New Floorplan tab accounting
So, you may be asking, how does the floor plan affect the General Ledger? I’m glad you asked!
If we run the report located at the top of the vehicle file, then we can review how the General Ledger is affected with each curtailment.
The initial post in our General Ledger is for our vehicle purchase. This post will never be affected by a floor plan being added.
The second post is where our floor plan starts. You’ll notice that the post is debiting account 2003 A/P - Floor Plan and crediting 2110 Floor Plan Payable. What this post is doing is creating the liability for which you will show the deposit from the floor plan company coming into your dealership as well as create the liability that we will pay down as we make curtailments and eventually pay off our floor plan.
So at this point to complete the “accounting circle” we will need to make the deposit that shows the Floor Plan company covering the cost of the vehicle. For our above example you would need to do a manual post debiting 2001 A/P Vehicle Purchases and crediting 2003 A/P - Floor Plan.
Our manual post (Accounting > 1 - Post to General Ledger) would look like this:
In this example, no money actually exchanged hands, so our post is simply off-setting our two A/P accounts, zeroing both out. As we make payments we’ll begin to pay down our 2110 - Floor Plan Payable account, but more on that in a moment.
What if I paid my vehicle with a check and then a week later (or any date) floor planned my vehicle?
Great question, let’s start with the G/L for this type of scenario:
Our manual post would work roughly the same for this scenario.
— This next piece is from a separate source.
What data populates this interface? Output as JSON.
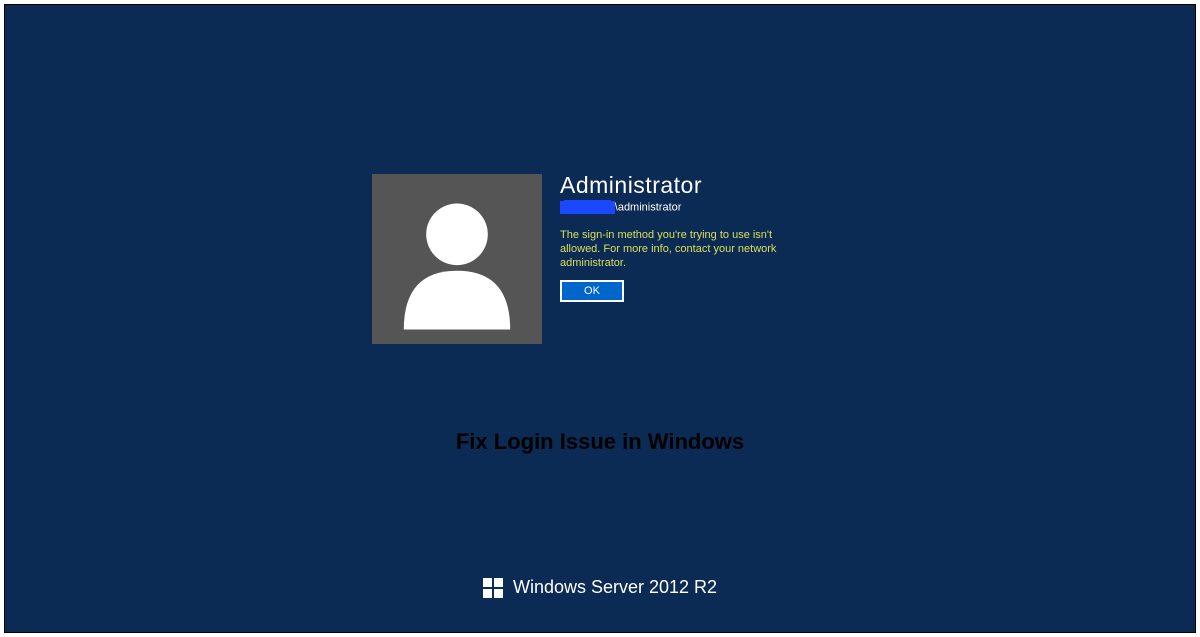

We can do a manual post OR we can show the deposit coming back into the checking account using “Accounting > D - Record Bank Deposits.” Our deposit screen would look like this:
As you can see, our deposit is fairly typical, except that we need to change our account for which the amount came from. This will offset our liability post on our G/L and take account 2003 A/P - Floor Plan to $0 when we receive the deposit from the Floor Plan Company.
Note: When changing the account for where your deposit came from you may get a warning that deposits don’t typically come from anywhere BUT 1010 Undeposited Funds. You can safely ignore this warning. We know what we’re doing!
If recording a deposit isn’t your speed (or you originally paid with a different asset), you can also manually post the transaction using “Accounting > 1 - Post to General Ledger”.
Your post would like this:
So what about when I make curtailments? What’s going on with those posts?
Let’s refresh our memories on what those posts look like:
Our first payment isn’t for a curtailment at all but rather it’s a setup fee that we owe for this floor plan. This is the most simple of all posts. We create a liability (more on this in a moment) and also hit an expense account for income statement purposes.
Our second and third transactions are a tad more complicated as they are for actual curtailments. These transactions aren’t quite as simple as we have a single payment going to two different items in floor plan principal and costs. If we look at just the second transaction we throw the total payment into 2003. We’ll write our check (or process an ach) to the floor plan company against this account for this amount. The rest of the post is simply showing the breakdown. For this curtailment, we paid $600 to principal and $200.14 in interest and fees.
Our third transaction to pay off the floor plan cleared out the remaining principal in 2110, and also paid off any interest and fees that had accrued at that time.
As mentioned previously, the last step to any curtailment payment is to write the check to the floor plan company. This can be done from “Accounting > A - Enter Bills and Hand Printed Checks”.